Canadian mutual fund companies face tough competition from other avenues as the hype of the 1990s bull market wears down, the Financial Post reports. With greater affinity toward high-yielding instruments such as income trusts and structured products, Canadian investors are likely to pull the plug on mutual funds.

"There is some concern in the market that the combination of the significant sales boom occurring in the late 1990s and 2000 and the recent relative slowdown in mutual fund sales may spell disaster for the mutual fund managers," said John Aiken, an analyst at National Bank Financial, in a research note on Monday.

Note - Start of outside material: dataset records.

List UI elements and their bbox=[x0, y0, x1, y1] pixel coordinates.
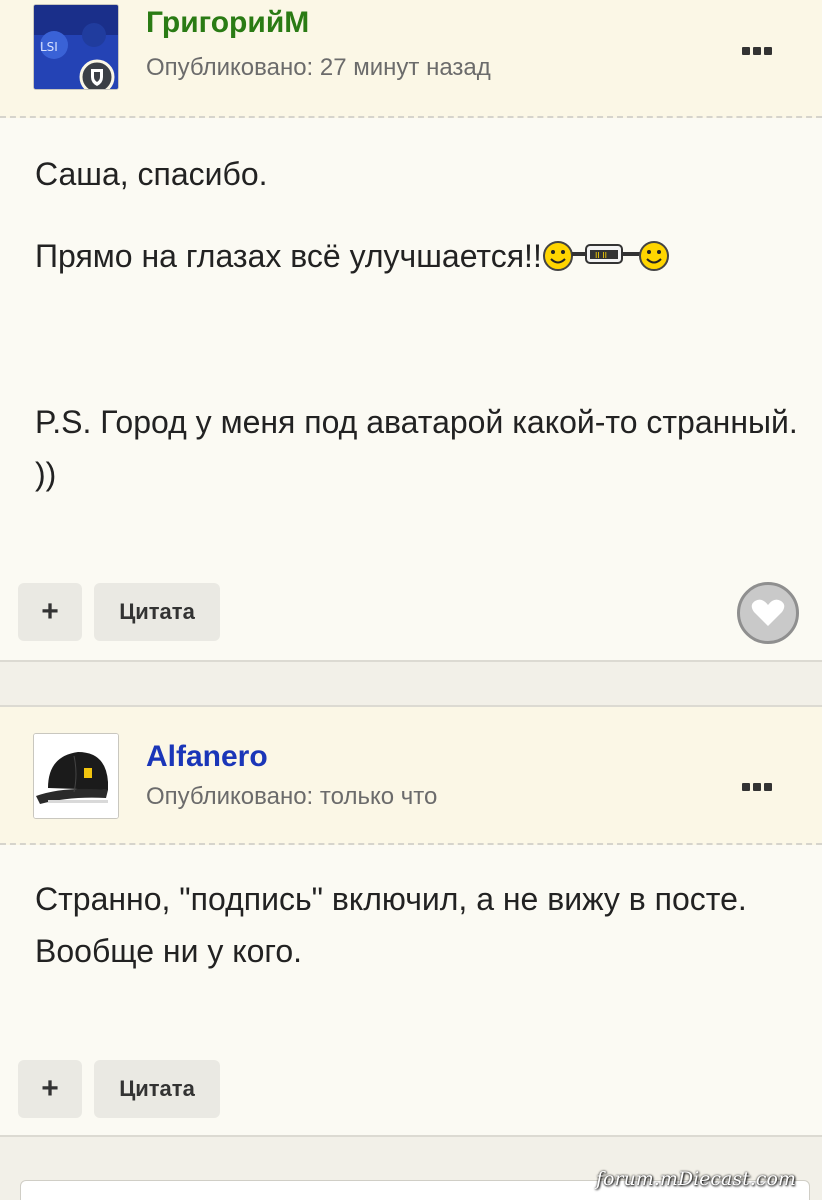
plus-button[interactable]: + bbox=[18, 583, 82, 641]
avatar-image bbox=[34, 734, 118, 818]
quote-button[interactable]: Цитата bbox=[94, 1060, 220, 1118]
post-timestamp: Опубликовано: 27 минут назад bbox=[146, 54, 491, 81]
watermark-logo: forum.mDiecast.com bbox=[596, 1168, 796, 1190]
plus-button[interactable]: + bbox=[18, 1060, 82, 1118]
post-text: Странно, "подпись" включил, а не вижу в … bbox=[35, 881, 747, 969]
post-text-line: Прямо на глазах всё улучшается!! II II bbox=[35, 230, 805, 288]
post-text: Саша, спасибо. bbox=[35, 156, 268, 192]
avatar[interactable]: LSI bbox=[33, 4, 119, 90]
svg-text:II II: II II bbox=[595, 251, 607, 260]
forum-post: LSI ГригорийМ Опубликовано: 27 минут наз… bbox=[0, 0, 822, 662]
post-header: LSI ГригорийМ Опубликовано: 27 минут наз… bbox=[0, 0, 822, 118]
like-button[interactable] bbox=[737, 582, 799, 644]
quote-button[interactable]: Цитата bbox=[94, 583, 220, 641]
avatar-image: LSI bbox=[34, 5, 118, 89]
heart-icon bbox=[751, 599, 785, 626]
post-text: P.S. Город у меня под аватарой какой-то … bbox=[35, 404, 798, 492]
post-header: Alfanero Опубликовано: только что bbox=[0, 707, 822, 845]
more-options-icon[interactable] bbox=[742, 45, 774, 57]
svg-text:LSI: LSI bbox=[40, 40, 58, 54]
post-text: Прямо на глазах всё улучшается!! bbox=[35, 238, 542, 274]
author-name[interactable]: Alfanero bbox=[146, 740, 268, 774]
avatar[interactable] bbox=[33, 733, 119, 819]
author-name[interactable]: ГригорийМ bbox=[146, 6, 309, 40]
forum-post: Alfanero Опубликовано: только что Странн… bbox=[0, 705, 822, 1137]
post-timestamp: Опубликовано: только что bbox=[146, 783, 438, 810]
more-options-icon[interactable] bbox=[742, 781, 774, 793]
smiley-icon: II II bbox=[542, 236, 672, 288]
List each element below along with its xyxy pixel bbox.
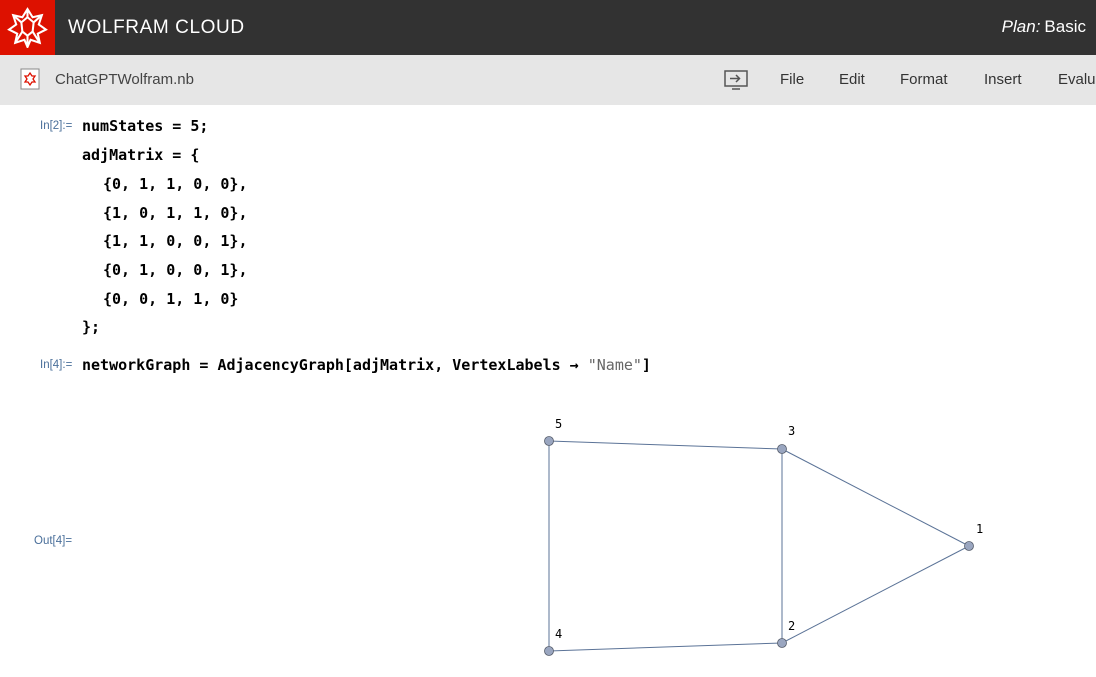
- plan-indicator[interactable]: Plan: Basic: [1002, 17, 1086, 37]
- graph-vertex-1: [964, 541, 974, 551]
- graph-edge-3-5: [548, 440, 783, 450]
- menu-edit[interactable]: Edit: [839, 71, 865, 88]
- wolfram-logo[interactable]: [0, 0, 55, 55]
- notebook-toolbar: ChatGPTWolfram.nb File Edit Format Inser…: [0, 55, 1096, 105]
- graph-edge-1-3: [781, 448, 970, 547]
- code-line: {1, 0, 1, 1, 0},: [103, 204, 248, 222]
- graph-vertex-label-1: 1: [976, 522, 983, 536]
- code-line: };: [82, 318, 101, 336]
- brand-title[interactable]: WOLFRAM CLOUD: [68, 17, 245, 39]
- menu-format[interactable]: Format: [900, 71, 948, 88]
- graph-vertex-4: [544, 646, 554, 656]
- code-line: adjMatrix = {: [82, 146, 200, 164]
- input-label-in4: In[4]:=: [40, 359, 73, 371]
- code-line: {1, 1, 0, 0, 1},: [103, 232, 248, 250]
- code-line: {0, 1, 1, 0, 0},: [103, 175, 248, 193]
- graph-vertex-2: [777, 638, 787, 648]
- menu-file[interactable]: File: [780, 71, 804, 88]
- graph-vertex-label-4: 4: [555, 627, 562, 641]
- code-line: numStates = 5;: [82, 117, 209, 135]
- output-label-out4: Out[4]=: [34, 535, 73, 547]
- graph-edge-2-4: [548, 642, 783, 652]
- code-line: {0, 0, 1, 1, 0}: [103, 290, 239, 308]
- notebook-name[interactable]: ChatGPTWolfram.nb: [55, 71, 194, 88]
- code-text: ]: [641, 356, 651, 374]
- graph-vertex-label-3: 3: [788, 424, 795, 438]
- plan-label: Plan:: [1001, 17, 1041, 36]
- plan-value: Basic: [1044, 17, 1086, 36]
- graph-edge-1-2: [781, 545, 970, 644]
- menu-insert[interactable]: Insert: [984, 71, 1022, 88]
- graph-vertex-label-2: 2: [788, 619, 795, 633]
- graph-vertex-3: [777, 444, 787, 454]
- menu-evaluation[interactable]: Evalua: [1058, 71, 1096, 88]
- notebook-file-icon: [20, 68, 40, 90]
- top-bar: WOLFRAM CLOUD Plan: Basic: [0, 0, 1096, 55]
- present-icon[interactable]: [724, 69, 748, 91]
- input-label-in2: In[2]:=: [40, 120, 73, 132]
- graph-vertex-5: [544, 436, 554, 446]
- wolfram-spikey-icon: [7, 7, 48, 48]
- code-string: "Name": [587, 356, 642, 374]
- code-line: {0, 1, 0, 0, 1},: [103, 261, 248, 279]
- code-text: networkGraph = AdjacencyGraph[adjMatrix,…: [82, 356, 588, 374]
- adjacency-graph[interactable]: 1 2 3 4 5: [520, 410, 1000, 670]
- input-cell-in4[interactable]: networkGraph = AdjacencyGraph[adjMatrix,…: [82, 356, 651, 374]
- graph-vertex-label-5: 5: [555, 417, 562, 431]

Publicly traded firms such as AGF Management Ltd. and C.I. Fund Management Inc., whose fund data is available, are likely to be hit hard by the investor defection, Aiken said. He noted that the problem comes from the fact that during the bull market a number of years ago, investors poured money into back-end load funds, which charge redemption fees if they are redeemed in the first seven years. With those redemption-fee periods nearing an end, investors are expected to dump mutual funds.

A potential a mass exodus could prove to be damaging to mutual fund companies over the next four to five years, Aiken said, given the popularity of back-end load funds until three or four years ago.

While mutual fund sales have been growing over the past year, Aiken said the industry would need to continue to post strong sales to make up for weak sales in 2002 and 2003.